Da piazzale Michelangelo, finestra privilegiata su tutto quanto sta di sotto, punto panoramico come non ne esistono altrove, si possono ammirare Ponte Vecchio, la Cupola del Brunelleschi, il Bargello, la Basilica di Santa Croce, Palazzo Vecchio. Un occhio attento sa riconoscere anche lo stadio Franchi, e non è un caso. Bruttino, vecchiotto, più catapecchia che cattedrale, nonostante tutto pezzo di storia nella storia. Angolo amatissimo di Firenze, dove ogni bambino è diventato adulto e dove ogni adulto è riuscito a tornare bambino. Un cortocircuito dei sentimenti.
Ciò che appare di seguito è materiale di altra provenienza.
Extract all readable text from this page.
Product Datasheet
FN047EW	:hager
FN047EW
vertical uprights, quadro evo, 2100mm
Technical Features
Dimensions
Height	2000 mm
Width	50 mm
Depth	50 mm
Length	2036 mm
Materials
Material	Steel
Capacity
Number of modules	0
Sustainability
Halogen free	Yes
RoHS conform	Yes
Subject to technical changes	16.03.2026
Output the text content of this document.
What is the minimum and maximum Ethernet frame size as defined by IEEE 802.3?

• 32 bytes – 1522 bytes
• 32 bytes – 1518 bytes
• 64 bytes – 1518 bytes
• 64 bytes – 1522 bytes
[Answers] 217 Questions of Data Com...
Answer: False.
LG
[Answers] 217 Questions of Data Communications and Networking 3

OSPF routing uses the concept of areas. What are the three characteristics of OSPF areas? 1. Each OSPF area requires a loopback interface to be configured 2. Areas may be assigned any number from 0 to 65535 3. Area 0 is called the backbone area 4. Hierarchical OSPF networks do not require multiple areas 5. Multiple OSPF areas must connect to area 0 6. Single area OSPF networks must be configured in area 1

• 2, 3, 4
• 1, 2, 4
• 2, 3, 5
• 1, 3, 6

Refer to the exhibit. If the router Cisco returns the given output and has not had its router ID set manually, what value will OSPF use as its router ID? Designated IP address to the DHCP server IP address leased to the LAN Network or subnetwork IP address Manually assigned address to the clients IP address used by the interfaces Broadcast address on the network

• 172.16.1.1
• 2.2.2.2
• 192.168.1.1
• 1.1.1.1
Sullo sfondo, le colline di Settignano e di Fiesole. E’ ai loro piedi che mani sapienti hanno appoggiato il Centro Tecnico di Coverciano, luogo sacro, dove se entri una volta non ne esci più. E’ il ricordo che conta, quello che trovi e quello che lasci. Siamo sempre a Firenze, in linea d’aria a un chilometro dal Franchi. Anche qui, Prandelli, bresciano atipico, fiorentino d’adozione atipico, si è mosso come se fosse nel salotto della propria abitazione. Con le pantofole, senza far rumore, un po’ lavorando e un po’ vivendo. Ha inventato lo smart working prima che il Covid lo imponesse. Lì dentro ha trattato le persone da calciatori e i calciatori da persone, è proprio per questo che gli allenamenti non potevano bastare. Si è inventato le trasferte della solidarietà, per insegnare qualcosa, per imparare molto. Viaggi scomodi, per intenderci, incastrati a forza fra giorni già ricchi di impegni. Via la playstation, ragazzi, andiamo a conoscere il reale.